Waters is a former diving instructor and as part of research at the University of Queensland she has interviewed more than 650 reef visitors in recent years.

“I noticed how difficult these conversations were,” she says. “Tourists ask a lot of questions and it can be confrontational when people have paid $300 to go to the reef. A big question being asked of tourism is: ‘Is the reef dying? Say.’

“The reality is much more complicated, but they want to know from the people who see the reef every day.

“We found [tourists] are actually open to hearing about climate change. The majority were not only open to the information, but wanted more. And they wanted to know what they could do.”

“It is a difficult question: how do we do this in a way that encourages action and does not deter people. But you have to face the reality: there is still so much to save, and that is often ignored.”

‘Now is the time’

Tahn Miller has worked as a diving instructor and guide at Wavelength Reef Cruises in Port Douglas in far north Queensland for 15 years.

Miller recalls hearing stories a decade ago about how some dive guides in other parts of the reef were told not to mention climate change to their guests for fear of perpetuating the idea that the natural treasure was dying out or not. was worth visiting.

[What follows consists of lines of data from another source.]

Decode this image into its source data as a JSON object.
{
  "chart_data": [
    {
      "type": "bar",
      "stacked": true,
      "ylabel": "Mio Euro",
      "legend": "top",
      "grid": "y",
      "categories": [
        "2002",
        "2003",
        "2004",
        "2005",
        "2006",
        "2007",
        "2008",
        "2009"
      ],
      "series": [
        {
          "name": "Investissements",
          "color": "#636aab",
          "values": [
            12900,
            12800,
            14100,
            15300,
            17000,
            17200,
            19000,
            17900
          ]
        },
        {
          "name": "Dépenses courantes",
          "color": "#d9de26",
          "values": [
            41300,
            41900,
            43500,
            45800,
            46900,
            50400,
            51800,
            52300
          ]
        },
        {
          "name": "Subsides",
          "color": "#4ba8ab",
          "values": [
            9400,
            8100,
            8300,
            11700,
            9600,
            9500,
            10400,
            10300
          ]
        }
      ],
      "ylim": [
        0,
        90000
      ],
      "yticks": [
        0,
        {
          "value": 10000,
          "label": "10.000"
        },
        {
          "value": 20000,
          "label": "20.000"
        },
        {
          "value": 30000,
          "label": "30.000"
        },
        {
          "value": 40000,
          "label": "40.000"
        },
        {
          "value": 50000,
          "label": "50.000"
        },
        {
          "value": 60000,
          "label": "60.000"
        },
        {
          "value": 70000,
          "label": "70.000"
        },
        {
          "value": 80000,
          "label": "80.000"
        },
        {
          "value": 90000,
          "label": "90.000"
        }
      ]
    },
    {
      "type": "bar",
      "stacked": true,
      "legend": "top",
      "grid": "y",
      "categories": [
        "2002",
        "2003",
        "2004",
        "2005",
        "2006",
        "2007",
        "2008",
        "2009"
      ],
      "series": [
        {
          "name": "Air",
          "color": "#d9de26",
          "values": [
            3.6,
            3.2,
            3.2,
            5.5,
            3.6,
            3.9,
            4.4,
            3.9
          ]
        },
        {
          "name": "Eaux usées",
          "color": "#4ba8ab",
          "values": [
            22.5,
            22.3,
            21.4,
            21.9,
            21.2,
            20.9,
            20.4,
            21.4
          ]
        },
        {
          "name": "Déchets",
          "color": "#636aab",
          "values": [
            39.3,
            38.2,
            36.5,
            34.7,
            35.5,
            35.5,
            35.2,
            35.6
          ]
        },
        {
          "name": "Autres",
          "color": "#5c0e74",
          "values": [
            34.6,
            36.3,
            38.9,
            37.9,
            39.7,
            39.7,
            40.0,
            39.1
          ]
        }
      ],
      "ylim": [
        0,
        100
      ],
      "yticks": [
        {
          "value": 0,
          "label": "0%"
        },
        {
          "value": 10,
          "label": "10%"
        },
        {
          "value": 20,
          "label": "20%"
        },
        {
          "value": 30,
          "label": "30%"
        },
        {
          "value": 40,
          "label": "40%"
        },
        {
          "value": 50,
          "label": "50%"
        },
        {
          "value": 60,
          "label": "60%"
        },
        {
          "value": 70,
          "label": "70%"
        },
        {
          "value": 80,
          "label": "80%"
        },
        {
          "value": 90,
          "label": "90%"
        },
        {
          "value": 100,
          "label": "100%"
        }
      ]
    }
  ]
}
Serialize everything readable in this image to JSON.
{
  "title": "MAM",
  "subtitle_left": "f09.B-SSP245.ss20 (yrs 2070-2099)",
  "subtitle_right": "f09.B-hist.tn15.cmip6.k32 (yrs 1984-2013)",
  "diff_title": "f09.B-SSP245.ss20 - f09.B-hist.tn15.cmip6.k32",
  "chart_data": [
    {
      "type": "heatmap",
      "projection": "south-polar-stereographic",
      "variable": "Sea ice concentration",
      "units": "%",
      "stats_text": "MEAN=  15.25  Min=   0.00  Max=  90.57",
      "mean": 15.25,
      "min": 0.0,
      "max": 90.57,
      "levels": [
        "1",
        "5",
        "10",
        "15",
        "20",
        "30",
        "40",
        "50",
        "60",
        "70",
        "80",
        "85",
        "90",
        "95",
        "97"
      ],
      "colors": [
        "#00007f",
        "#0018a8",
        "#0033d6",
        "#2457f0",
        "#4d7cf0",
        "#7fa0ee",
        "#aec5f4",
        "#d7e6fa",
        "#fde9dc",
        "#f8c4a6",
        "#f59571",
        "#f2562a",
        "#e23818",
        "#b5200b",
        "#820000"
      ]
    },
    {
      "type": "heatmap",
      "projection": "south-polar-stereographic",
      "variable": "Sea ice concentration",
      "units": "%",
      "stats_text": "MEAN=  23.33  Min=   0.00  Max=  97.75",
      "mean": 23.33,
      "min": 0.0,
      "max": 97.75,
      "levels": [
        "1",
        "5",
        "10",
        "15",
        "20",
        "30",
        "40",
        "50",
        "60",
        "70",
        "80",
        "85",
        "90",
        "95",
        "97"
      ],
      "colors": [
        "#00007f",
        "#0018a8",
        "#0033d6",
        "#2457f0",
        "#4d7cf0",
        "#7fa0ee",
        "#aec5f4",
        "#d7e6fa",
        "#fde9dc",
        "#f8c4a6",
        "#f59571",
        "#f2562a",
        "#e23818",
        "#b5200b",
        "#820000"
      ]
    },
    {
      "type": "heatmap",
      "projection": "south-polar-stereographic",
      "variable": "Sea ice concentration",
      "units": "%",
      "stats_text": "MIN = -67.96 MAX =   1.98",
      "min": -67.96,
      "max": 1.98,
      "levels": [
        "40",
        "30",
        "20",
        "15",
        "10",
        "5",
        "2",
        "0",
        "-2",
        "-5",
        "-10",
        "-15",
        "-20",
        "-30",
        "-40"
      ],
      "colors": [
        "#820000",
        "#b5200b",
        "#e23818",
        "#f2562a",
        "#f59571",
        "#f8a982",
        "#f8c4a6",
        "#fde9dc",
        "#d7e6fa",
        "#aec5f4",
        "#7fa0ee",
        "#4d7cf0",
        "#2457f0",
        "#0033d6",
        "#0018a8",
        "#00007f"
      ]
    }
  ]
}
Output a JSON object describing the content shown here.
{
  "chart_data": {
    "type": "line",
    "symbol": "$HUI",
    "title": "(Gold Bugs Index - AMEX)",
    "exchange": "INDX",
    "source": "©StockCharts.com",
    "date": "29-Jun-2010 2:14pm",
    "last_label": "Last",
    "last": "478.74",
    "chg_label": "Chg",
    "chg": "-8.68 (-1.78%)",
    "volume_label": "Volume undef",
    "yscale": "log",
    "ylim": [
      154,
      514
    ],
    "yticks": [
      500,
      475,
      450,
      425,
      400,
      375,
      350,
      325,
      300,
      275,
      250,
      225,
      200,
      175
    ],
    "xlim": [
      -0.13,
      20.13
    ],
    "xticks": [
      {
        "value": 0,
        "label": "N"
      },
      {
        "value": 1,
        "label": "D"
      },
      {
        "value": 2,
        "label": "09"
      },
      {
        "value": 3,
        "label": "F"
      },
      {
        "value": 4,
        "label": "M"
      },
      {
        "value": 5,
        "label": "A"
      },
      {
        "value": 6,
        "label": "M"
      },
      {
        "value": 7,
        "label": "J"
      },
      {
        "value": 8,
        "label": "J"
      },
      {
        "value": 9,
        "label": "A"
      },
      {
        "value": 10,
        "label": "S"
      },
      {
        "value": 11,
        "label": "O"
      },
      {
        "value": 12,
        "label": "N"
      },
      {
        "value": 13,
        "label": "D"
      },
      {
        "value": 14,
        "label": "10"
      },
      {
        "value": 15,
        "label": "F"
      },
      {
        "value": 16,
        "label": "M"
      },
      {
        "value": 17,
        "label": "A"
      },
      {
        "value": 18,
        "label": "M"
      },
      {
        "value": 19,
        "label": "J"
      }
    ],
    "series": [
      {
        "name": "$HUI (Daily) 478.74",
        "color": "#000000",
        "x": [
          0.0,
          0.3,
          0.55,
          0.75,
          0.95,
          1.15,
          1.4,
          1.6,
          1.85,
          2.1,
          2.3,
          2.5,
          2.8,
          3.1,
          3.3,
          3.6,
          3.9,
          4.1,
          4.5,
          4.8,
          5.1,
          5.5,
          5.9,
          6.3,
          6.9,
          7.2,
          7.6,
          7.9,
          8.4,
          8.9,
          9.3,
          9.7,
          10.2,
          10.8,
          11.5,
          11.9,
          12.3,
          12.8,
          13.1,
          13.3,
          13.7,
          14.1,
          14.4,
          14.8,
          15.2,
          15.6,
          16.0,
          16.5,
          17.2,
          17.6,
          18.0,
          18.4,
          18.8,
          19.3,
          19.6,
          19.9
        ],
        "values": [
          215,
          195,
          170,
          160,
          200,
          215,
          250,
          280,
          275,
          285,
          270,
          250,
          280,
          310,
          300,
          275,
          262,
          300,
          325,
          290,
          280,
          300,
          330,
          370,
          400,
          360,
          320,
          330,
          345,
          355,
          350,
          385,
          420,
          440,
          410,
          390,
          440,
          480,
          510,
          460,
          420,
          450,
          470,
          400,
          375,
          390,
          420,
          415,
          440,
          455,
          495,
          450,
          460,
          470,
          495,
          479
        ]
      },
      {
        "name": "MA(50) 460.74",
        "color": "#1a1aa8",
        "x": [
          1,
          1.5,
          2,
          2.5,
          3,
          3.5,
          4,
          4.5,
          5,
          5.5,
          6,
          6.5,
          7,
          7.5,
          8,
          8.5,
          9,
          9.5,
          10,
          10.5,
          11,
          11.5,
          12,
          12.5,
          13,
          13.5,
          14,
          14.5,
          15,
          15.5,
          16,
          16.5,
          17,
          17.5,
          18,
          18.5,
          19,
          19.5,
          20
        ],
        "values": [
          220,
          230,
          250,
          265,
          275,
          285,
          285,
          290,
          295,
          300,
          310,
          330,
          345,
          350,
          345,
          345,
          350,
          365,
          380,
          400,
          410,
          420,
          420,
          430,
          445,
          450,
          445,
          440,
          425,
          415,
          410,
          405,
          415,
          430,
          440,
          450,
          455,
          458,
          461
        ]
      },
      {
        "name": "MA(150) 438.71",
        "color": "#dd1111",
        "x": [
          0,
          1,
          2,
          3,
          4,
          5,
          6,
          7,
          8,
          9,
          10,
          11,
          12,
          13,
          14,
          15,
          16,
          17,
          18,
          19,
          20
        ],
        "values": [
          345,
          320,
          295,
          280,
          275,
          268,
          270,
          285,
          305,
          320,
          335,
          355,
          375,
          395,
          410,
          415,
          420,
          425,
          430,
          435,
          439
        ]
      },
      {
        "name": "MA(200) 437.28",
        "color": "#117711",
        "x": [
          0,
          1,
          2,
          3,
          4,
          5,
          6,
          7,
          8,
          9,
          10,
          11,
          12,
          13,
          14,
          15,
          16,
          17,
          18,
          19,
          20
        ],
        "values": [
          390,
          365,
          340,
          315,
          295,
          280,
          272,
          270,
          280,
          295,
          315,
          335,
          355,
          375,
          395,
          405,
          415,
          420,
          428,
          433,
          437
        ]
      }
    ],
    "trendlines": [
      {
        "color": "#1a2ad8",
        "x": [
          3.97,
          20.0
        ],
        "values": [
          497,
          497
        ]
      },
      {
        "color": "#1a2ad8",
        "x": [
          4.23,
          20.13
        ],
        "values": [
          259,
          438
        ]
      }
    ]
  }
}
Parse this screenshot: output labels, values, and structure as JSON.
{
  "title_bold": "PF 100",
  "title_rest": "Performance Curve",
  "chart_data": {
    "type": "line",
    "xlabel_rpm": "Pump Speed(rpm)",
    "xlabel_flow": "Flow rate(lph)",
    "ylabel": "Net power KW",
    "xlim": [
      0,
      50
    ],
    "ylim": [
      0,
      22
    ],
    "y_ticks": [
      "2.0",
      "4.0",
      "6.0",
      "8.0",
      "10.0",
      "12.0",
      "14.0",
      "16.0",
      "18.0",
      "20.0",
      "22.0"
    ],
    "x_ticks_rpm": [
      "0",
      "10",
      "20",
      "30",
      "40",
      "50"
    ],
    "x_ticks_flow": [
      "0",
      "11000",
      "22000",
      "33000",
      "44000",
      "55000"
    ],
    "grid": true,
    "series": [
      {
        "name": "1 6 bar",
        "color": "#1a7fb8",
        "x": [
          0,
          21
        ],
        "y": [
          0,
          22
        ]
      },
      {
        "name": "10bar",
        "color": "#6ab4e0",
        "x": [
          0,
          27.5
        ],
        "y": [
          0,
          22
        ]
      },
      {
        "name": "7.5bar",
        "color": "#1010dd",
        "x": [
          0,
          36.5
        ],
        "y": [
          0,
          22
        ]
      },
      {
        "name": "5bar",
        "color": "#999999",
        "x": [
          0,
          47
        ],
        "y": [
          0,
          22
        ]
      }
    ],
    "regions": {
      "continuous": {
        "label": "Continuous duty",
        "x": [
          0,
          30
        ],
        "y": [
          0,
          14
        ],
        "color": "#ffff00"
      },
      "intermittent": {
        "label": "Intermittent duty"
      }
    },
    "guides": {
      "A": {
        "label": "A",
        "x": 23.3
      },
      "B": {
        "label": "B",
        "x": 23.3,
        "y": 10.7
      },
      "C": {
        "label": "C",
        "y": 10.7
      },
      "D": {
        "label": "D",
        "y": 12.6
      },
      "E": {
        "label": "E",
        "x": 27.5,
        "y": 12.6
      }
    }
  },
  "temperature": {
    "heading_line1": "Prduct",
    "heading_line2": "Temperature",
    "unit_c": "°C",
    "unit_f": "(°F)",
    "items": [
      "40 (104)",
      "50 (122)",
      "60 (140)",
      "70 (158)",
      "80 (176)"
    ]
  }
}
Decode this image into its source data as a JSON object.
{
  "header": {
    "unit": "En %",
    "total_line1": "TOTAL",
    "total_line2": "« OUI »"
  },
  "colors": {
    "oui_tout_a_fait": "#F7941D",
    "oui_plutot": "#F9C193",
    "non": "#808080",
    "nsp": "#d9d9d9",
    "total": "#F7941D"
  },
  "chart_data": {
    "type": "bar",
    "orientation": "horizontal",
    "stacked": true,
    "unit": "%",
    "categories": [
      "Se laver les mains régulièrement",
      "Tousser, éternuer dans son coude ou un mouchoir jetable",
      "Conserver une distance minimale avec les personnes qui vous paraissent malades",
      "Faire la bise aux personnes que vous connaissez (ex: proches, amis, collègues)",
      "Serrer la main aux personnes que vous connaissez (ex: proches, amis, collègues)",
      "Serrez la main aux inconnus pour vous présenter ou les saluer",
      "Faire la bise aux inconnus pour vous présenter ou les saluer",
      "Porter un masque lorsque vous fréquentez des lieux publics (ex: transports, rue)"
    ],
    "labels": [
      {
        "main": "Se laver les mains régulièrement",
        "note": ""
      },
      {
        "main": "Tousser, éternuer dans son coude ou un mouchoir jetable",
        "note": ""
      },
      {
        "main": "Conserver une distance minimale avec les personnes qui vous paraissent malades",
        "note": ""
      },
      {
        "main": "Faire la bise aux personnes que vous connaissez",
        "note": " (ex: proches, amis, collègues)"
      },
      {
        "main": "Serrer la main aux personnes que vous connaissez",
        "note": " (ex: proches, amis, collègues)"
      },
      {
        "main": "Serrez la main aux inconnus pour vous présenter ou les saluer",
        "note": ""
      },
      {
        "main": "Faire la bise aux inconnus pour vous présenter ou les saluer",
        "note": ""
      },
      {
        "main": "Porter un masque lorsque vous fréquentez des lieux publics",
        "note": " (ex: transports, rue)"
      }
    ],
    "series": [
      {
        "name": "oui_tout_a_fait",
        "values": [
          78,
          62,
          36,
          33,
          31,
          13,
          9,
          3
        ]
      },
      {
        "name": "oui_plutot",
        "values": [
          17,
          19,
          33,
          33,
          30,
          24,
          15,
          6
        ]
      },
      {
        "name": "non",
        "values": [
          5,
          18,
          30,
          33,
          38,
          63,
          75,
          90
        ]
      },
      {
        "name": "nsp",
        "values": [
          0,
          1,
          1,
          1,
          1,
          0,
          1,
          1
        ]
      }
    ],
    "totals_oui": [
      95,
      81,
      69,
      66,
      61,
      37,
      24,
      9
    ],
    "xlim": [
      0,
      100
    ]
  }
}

But he says there has been an evolution in the industry, and now many more divers feel able to talk to visitors about climate change – but only if the visitors want to hear it.

“There are climate skeptics in every group, but I notice that this is becoming less and less,” he says. “I tell them I’m not there to change anyone’s mind, but this is what I saw. I try to be honest with them.”

Related: On the Great Barrier Reef and in denial: some would rather get grumpy than face the facts | Fiona Katauskas

Miller says he saw reefs recovering after the 2016 bleaching event. But his optimism has eroded in recent years.

There are several tour operators who also carry out small reef restoration projects in the areas they visit, including replanting corals.

“Some of the corals I planted – hundreds of them – have already died [this summer],” he says.

“The time is now… we must make change because if we don’t, we will lose huge expanses of reefs.”

Back on Heron Island, Peters is stopped by tourists who ask him what they can do to help the reef.

“I start by getting them to recognize their appreciation for the reef and that we need to do more. I give them one or two tips,” he says.

“I tell them to ‘use their voice’ and learn about the policies of the people they might vote for. And I ask them to think about where their money is kept: is it in a bank that invests in fossil fuels?”